These Boots Are Made For It All


When I arrived at Boy Scout backpacking camp at the end of summer, the entrance to our ranch in the New Mexico Rocky Mountains was decorated with dozens of dusty hiking boots dangling from their shoestrings.

"They bought the cheap boots,'' my scoutmaster said as our bus pulled into the camp, many decades ago—cracking wise.

Indeed, it's hard to imagine most hikers discarding their boots in such a cavalier manner. Boots are our security blankets, a vital utilitarian tool and at times our only companions. Worn, dusty boots symbolize trails crossed, mountains climbed and challenges met. We branded ours—like horses—with our troop number. (We weren't wearing them when the scoutmaster branded them.)

Resting in my closet at home, my old boots silently call me back to the outdoors.

The problem with these boots, though, is that they weigh about a million pounds. Tony Soprano doesn't need to make cement shoes for his enemies—just lace these lugs on and toss the body into the East River.

I bought my current pair of leather Vasque boots in 1986, when hiking boots were still a slight step down from heavy European mountain-climbing boots.

Today's "boots", it seems, are a mere step up from high-tech running shoes. They are lighter and less expensive, and increasingly, they are designed less for long, heavy hauls and more for day hikes.

"It used to be people liked the look and feel of a big boot,'' said Dave Edmondson, boot and gear buyer for Buffalo Peak Outdoors. "Now, with the outdoor lifestyle becoming very popular, people do multiple things: hike for a few days, raft for one, fly fish for another. So it has become footwear that does everything."

Ray Jardine, the godfather of ultra-light backpacking, even recommends solid running shoes over boots. His theory is that they dry more quickly, require less energy to hike in and allow you to move with greater speed.

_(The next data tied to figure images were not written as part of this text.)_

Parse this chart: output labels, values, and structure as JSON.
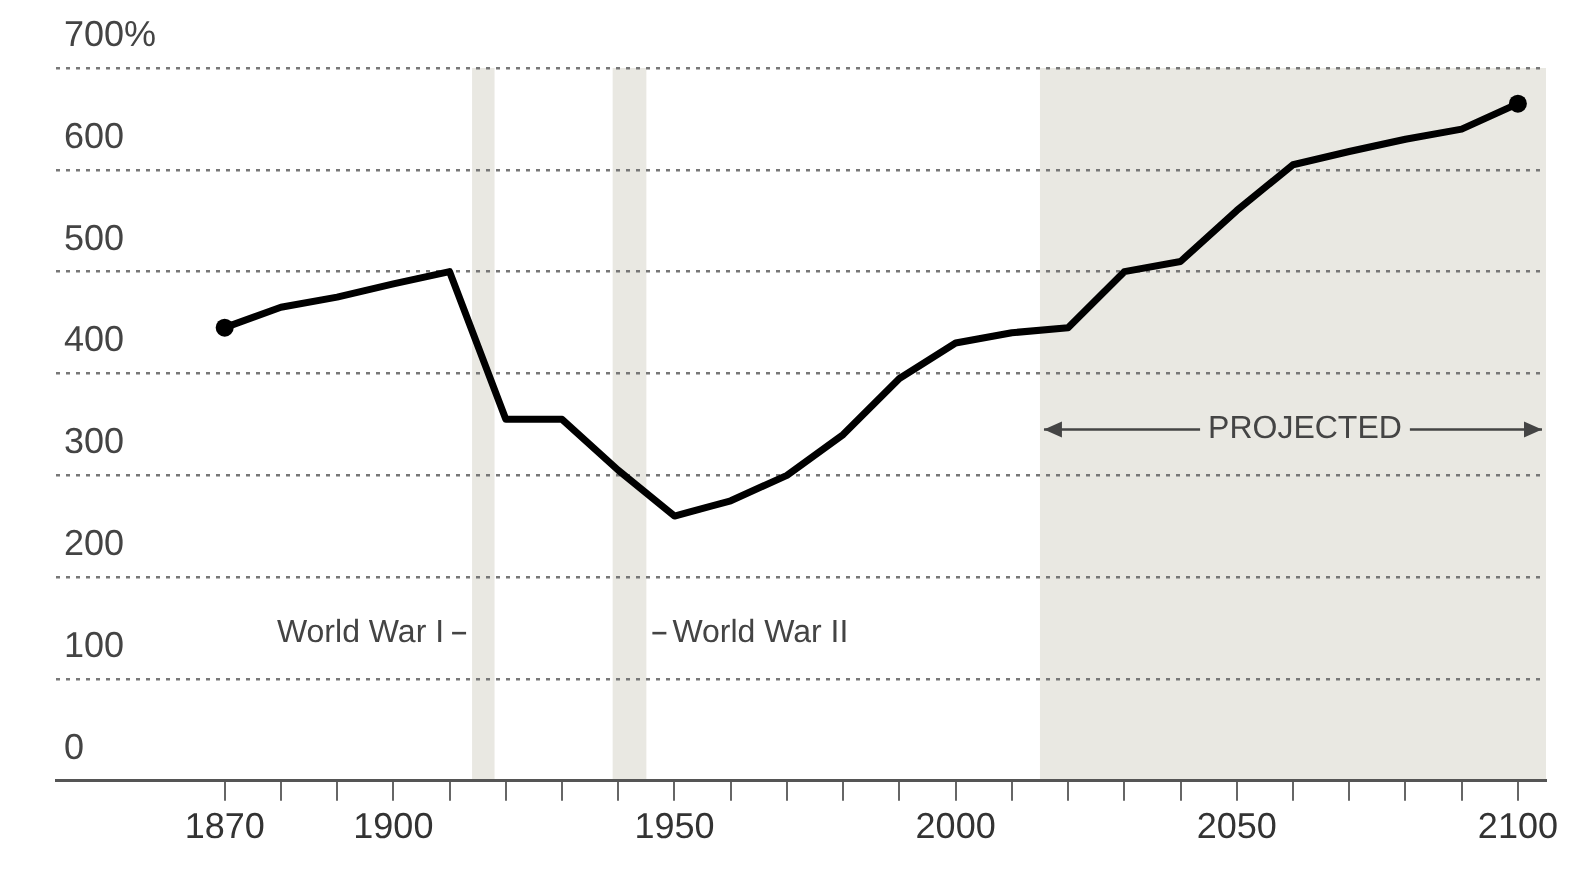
{
  "chart_data": {
    "type": "line",
    "x": [
      1870,
      1880,
      1890,
      1900,
      1910,
      1920,
      1930,
      1940,
      1950,
      1960,
      1970,
      1980,
      1990,
      2000,
      2010,
      2020,
      2030,
      2040,
      2050,
      2060,
      2070,
      2080,
      2090,
      2100
    ],
    "series": [
      {
        "color": "#000000",
        "values": [
          445,
          465,
          475,
          488,
          500,
          355,
          355,
          305,
          260,
          275,
          300,
          340,
          395,
          430,
          440,
          445,
          500,
          510,
          560,
          605,
          618,
          630,
          640,
          665
        ]
      }
    ],
    "xlim": [
      1840,
      2105
    ],
    "xticks": [
      1870,
      {
        "value": 1880,
        "label": null
      },
      {
        "value": 1890,
        "label": null
      },
      1900,
      {
        "value": 1910,
        "label": null
      },
      {
        "value": 1920,
        "label": null
      },
      {
        "value": 1930,
        "label": null
      },
      {
        "value": 1940,
        "label": null
      },
      1950,
      {
        "value": 1960,
        "label": null
      },
      {
        "value": 1970,
        "label": null
      },
      {
        "value": 1980,
        "label": null
      },
      {
        "value": 1990,
        "label": null
      },
      2000,
      {
        "value": 2010,
        "label": null
      },
      {
        "value": 2020,
        "label": null
      },
      {
        "value": 2030,
        "label": null
      },
      {
        "value": 2040,
        "label": null
      },
      2050,
      {
        "value": 2060,
        "label": null
      },
      {
        "value": 2070,
        "label": null
      },
      {
        "value": 2080,
        "label": null
      },
      {
        "value": 2090,
        "label": null
      },
      2100
    ],
    "ylim": [
      0,
      700
    ],
    "yticks": [
      0,
      100,
      200,
      300,
      400,
      500,
      600,
      {
        "value": 700,
        "label": "700%"
      }
    ],
    "bands": [
      {
        "axis": "x",
        "from": 1914,
        "to": 1918,
        "label": "World War I",
        "color": "#e9e8e2"
      },
      {
        "axis": "x",
        "from": 1939,
        "to": 1945,
        "label": "World War II",
        "color": "#e9e8e2"
      },
      {
        "axis": "x",
        "from": 2015,
        "to": 2105,
        "label": "PROJECTED",
        "color": "#e9e8e2"
      }
    ],
    "grid": "y",
    "legend": false,
    "line_style": "solid"
  }
}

Jardine, though, is carrying an 8-pound pack. Heavier loads require more stability and—especially—more support in the arches of your feet. Lugging a 20- to 30-pound backpack down a 1,400-foot descent puts tremendous pressure on your feet. Your foot will slide forward in the boot, and your arch will be suddenly supporting far more weight (compounded by the jarring compression of hiking) at odder angles than it does when you're strolling in the neighborhood.

Today's outdoor footwear is greatly influenced by trail-runners: running shoes designed specifically for jogging on the open wilderness trails of the West. They can be high on the ankle or not. Turn them over, and you will see a variety of gripping treads, with angles and designs that suggest engineering overkill.

Some are made of Gore-tex—that breathable material that supposedly lets moisture from sweat escape while keeping out moisture from the atmosphere. They have trendy, sporty good looks.

Choosing the right boot is about trade-offs. "Can you hike the Appalachian Trail in a trail shoe? Sure. Are you increasing the chance of injury? Yes,'' Edmonson says.

The good news is that trail shoes are reasonably affordable, with good footwear ranging between $80 and $190—about the same retail price of the boots I purchased in the 1980s. Adjusted for inflation, they are far less expensive today.

The wrong footwear can make a trek challenging, if not miserable.

One friend of mine bought boots on the cheap before our nine-day canoe trek through the Boundary Waters of Minnesota, and the soles were sucked off as he retracted his foot from a muddy bog. It was a thank-God-for-duct-tape moment.

Edmonson recommends working with knowledgeable salespeople who will listen to what your likely uses are: day hikes, cross-country backpacking or something in between. The salespeople should know how much flexibility you need.

Try on multiple boots, even if the first pair feels great, preferably with the socks you are likely to wear. Try them on the incline board or some other non-level surface. Then after buying them, wear them indoors for several hours, just in case you need to return or exchange them.

And, by the way, don't forget socks. Good socks keep your feet dry and warm but not hot. Increasingly, experts are recommending a single, thicker pair rather than the old standby of one internal thin and one external thick. Wool or wool-synthetic blends that wick moisture away from your foot are far superior to cotton.